Foto: © Department of Natural Resources and Environment Tasmania
Centinaia di cetacei sono stati trovati spiaggiati sulla costa occidentale della Tasmania. Solo la metà di loro sembra essere ancora in vita. 14 capodogli sono invece stati trovati morti su un’altra spiaggia, sempre in Tasmania.
Il Dipartimento
delle Risorse Naturali e dell’Ambiente dello Stato della Tasmania (Australia)
ha detto che “un gruppo di circa 230 cetacei si è arenato vicino a Macquarie Harbour”

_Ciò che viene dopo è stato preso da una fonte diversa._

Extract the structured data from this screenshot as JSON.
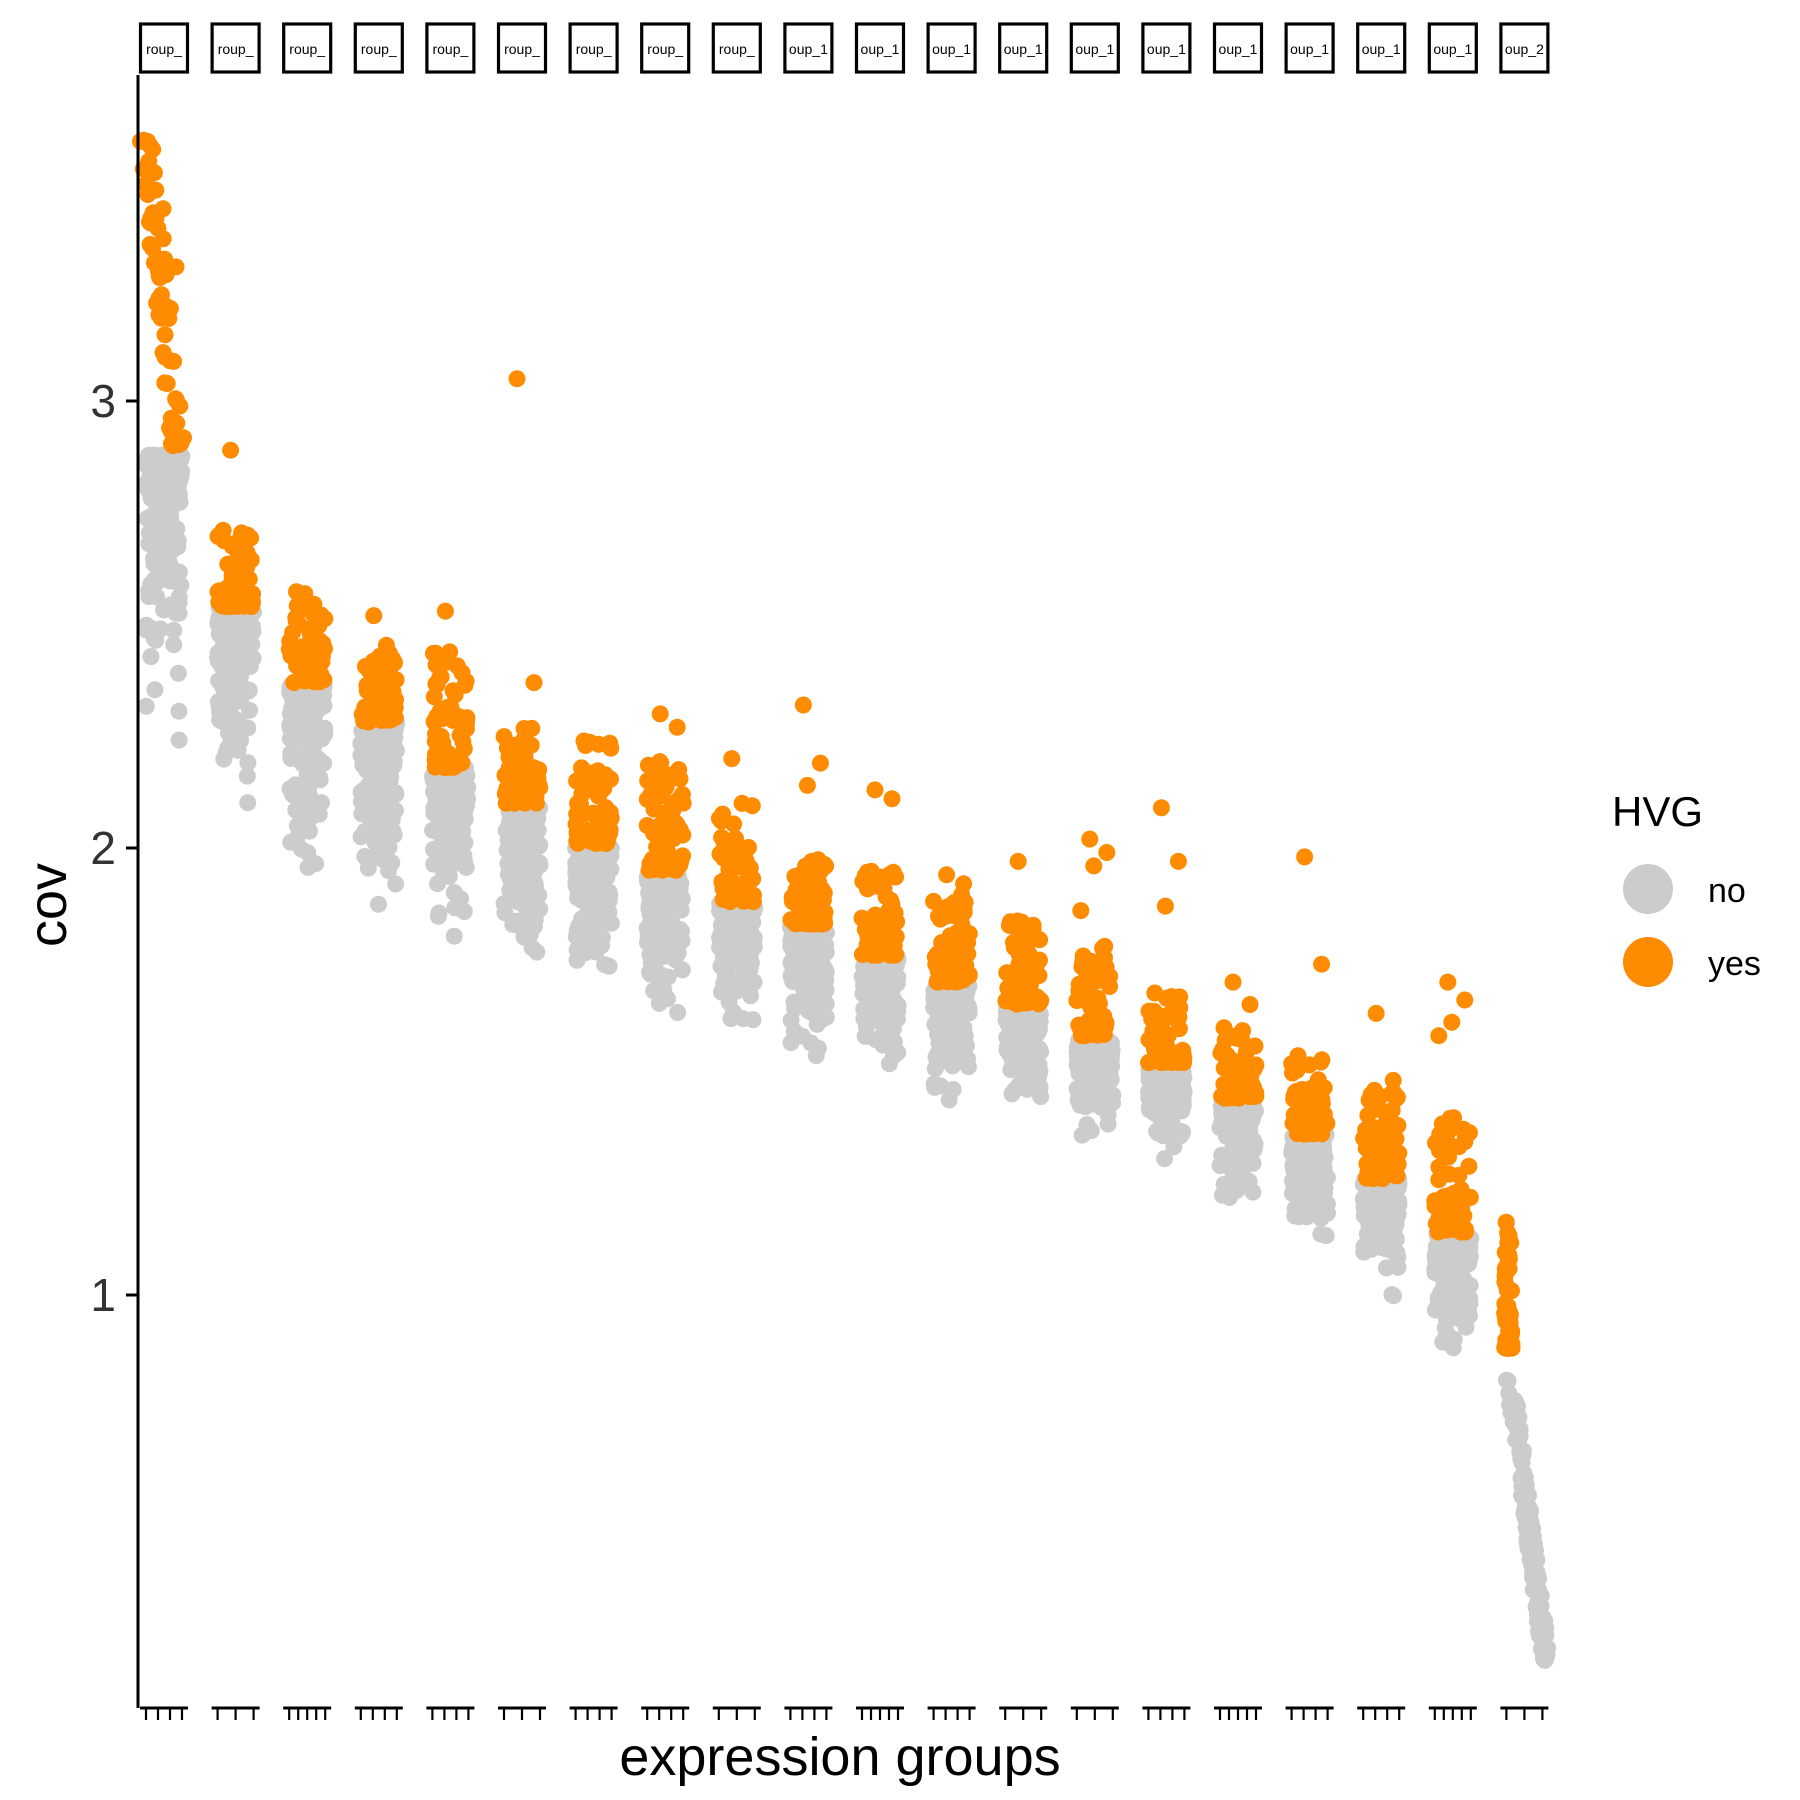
{
  "chart_data": {
    "type": "scatter",
    "title": "",
    "xlabel": "expression groups",
    "ylabel": "cov",
    "yticks": [
      1,
      2,
      3
    ],
    "ylim": [
      0.12,
      3.78
    ],
    "grid": false,
    "legend": {
      "title": "HVG",
      "position": "right",
      "entries": [
        {
          "label": "no",
          "color": "#cccccc"
        },
        {
          "label": "yes",
          "color": "#ff8c00"
        }
      ]
    },
    "facets": [
      {
        "strip_label": "roup_",
        "ticks": 4,
        "no_range": [
          2.22,
          2.88
        ],
        "yes_range": [
          2.9,
          3.64
        ],
        "outliers": [
          3.23,
          3.3,
          3.43,
          3.35
        ]
      },
      {
        "strip_label": "roup_",
        "ticks": 3,
        "no_range": [
          2.05,
          2.54
        ],
        "yes_range": [
          2.54,
          2.72
        ],
        "outliers": [
          2.89,
          2.7
        ]
      },
      {
        "strip_label": "roup_",
        "ticks": 5,
        "no_range": [
          1.94,
          2.37
        ],
        "yes_range": [
          2.37,
          2.58
        ],
        "outliers": []
      },
      {
        "strip_label": "roup_",
        "ticks": 4,
        "no_range": [
          1.85,
          2.28
        ],
        "yes_range": [
          2.28,
          2.46
        ],
        "outliers": [
          2.52
        ]
      },
      {
        "strip_label": "roup_",
        "ticks": 4,
        "no_range": [
          1.78,
          2.18
        ],
        "yes_range": [
          2.18,
          2.45
        ],
        "outliers": [
          2.53
        ]
      },
      {
        "strip_label": "roup_",
        "ticks": 3,
        "no_range": [
          1.7,
          2.1
        ],
        "yes_range": [
          2.1,
          2.27
        ],
        "outliers": [
          3.05,
          2.37
        ]
      },
      {
        "strip_label": "roup_",
        "ticks": 4,
        "no_range": [
          1.65,
          2.01
        ],
        "yes_range": [
          2.01,
          2.25
        ],
        "outliers": []
      },
      {
        "strip_label": "roup_",
        "ticks": 4,
        "no_range": [
          1.58,
          1.95
        ],
        "yes_range": [
          1.95,
          2.2
        ],
        "outliers": [
          2.3,
          2.27
        ]
      },
      {
        "strip_label": "roup_",
        "ticks": 3,
        "no_range": [
          1.55,
          1.88
        ],
        "yes_range": [
          1.88,
          2.1
        ],
        "outliers": [
          2.2
        ]
      },
      {
        "strip_label": "oup_1",
        "ticks": 4,
        "no_range": [
          1.5,
          1.83
        ],
        "yes_range": [
          1.83,
          2.0
        ],
        "outliers": [
          2.32,
          2.19,
          2.14
        ]
      },
      {
        "strip_label": "oup_1",
        "ticks": 5,
        "no_range": [
          1.46,
          1.76
        ],
        "yes_range": [
          1.76,
          1.95
        ],
        "outliers": [
          2.13,
          2.11
        ]
      },
      {
        "strip_label": "oup_1",
        "ticks": 4,
        "no_range": [
          1.4,
          1.7
        ],
        "yes_range": [
          1.7,
          1.9
        ],
        "outliers": [
          1.94,
          1.92
        ]
      },
      {
        "strip_label": "oup_1",
        "ticks": 3,
        "no_range": [
          1.36,
          1.65
        ],
        "yes_range": [
          1.65,
          1.84
        ],
        "outliers": [
          1.97
        ]
      },
      {
        "strip_label": "oup_1",
        "ticks": 3,
        "no_range": [
          1.32,
          1.58
        ],
        "yes_range": [
          1.58,
          1.78
        ],
        "outliers": [
          2.02,
          1.99,
          1.96,
          1.86
        ]
      },
      {
        "strip_label": "oup_1",
        "ticks": 4,
        "no_range": [
          1.26,
          1.52
        ],
        "yes_range": [
          1.52,
          1.68
        ],
        "outliers": [
          2.09,
          1.97,
          1.87
        ]
      },
      {
        "strip_label": "oup_1",
        "ticks": 5,
        "no_range": [
          1.18,
          1.44
        ],
        "yes_range": [
          1.44,
          1.6
        ],
        "outliers": [
          1.7,
          1.65
        ]
      },
      {
        "strip_label": "oup_1",
        "ticks": 4,
        "no_range": [
          1.1,
          1.36
        ],
        "yes_range": [
          1.36,
          1.55
        ],
        "outliers": [
          1.98,
          1.74
        ]
      },
      {
        "strip_label": "oup_1",
        "ticks": 4,
        "no_range": [
          0.99,
          1.26
        ],
        "yes_range": [
          1.26,
          1.46
        ],
        "outliers": [
          1.63,
          1.48
        ]
      },
      {
        "strip_label": "oup_1",
        "ticks": 5,
        "no_range": [
          0.83,
          1.14
        ],
        "yes_range": [
          1.14,
          1.4
        ],
        "outliers": [
          1.7,
          1.66,
          1.61,
          1.58
        ]
      },
      {
        "strip_label": "oup_2",
        "ticks": 3,
        "no_range": [
          0.18,
          0.88
        ],
        "yes_range": [
          0.88,
          1.17
        ],
        "outliers": []
      }
    ]
  }
}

aggiungendo che “sembra che circa la metà degli animali sia viva”. Lo riportano
diversi media internazionali, dove si legge che dalle immagini aeree si può
assistere a una scena raccapricciante di decine di mammiferi sparsi lungo un
tratto di spiaggia.
Cause e precedenti
Circa due anni fa si era verificato un episodio simile, quando si era
verificato uno spiaggiamento di quasi 500 balene pilota, di cui ne sopravvissero
poco più di 100. Ieri, inoltre, 14 capodogli sono stati trovati morti su un’altra
spiaggia sempre in Tasmania. Ad oggi le cause di questi spiaggiamenti non sono
ancora del tutto note; gli scienziati hanno suggerito che la causa sarebbe da
ricondurre alla perdita della rotta da parte dei branchi dopo essersi nutriti
vicino alla costa. Quelle della Tasmania sono infatti percorse da numerose
correnti che possono confondere la navigazione dei cetacei.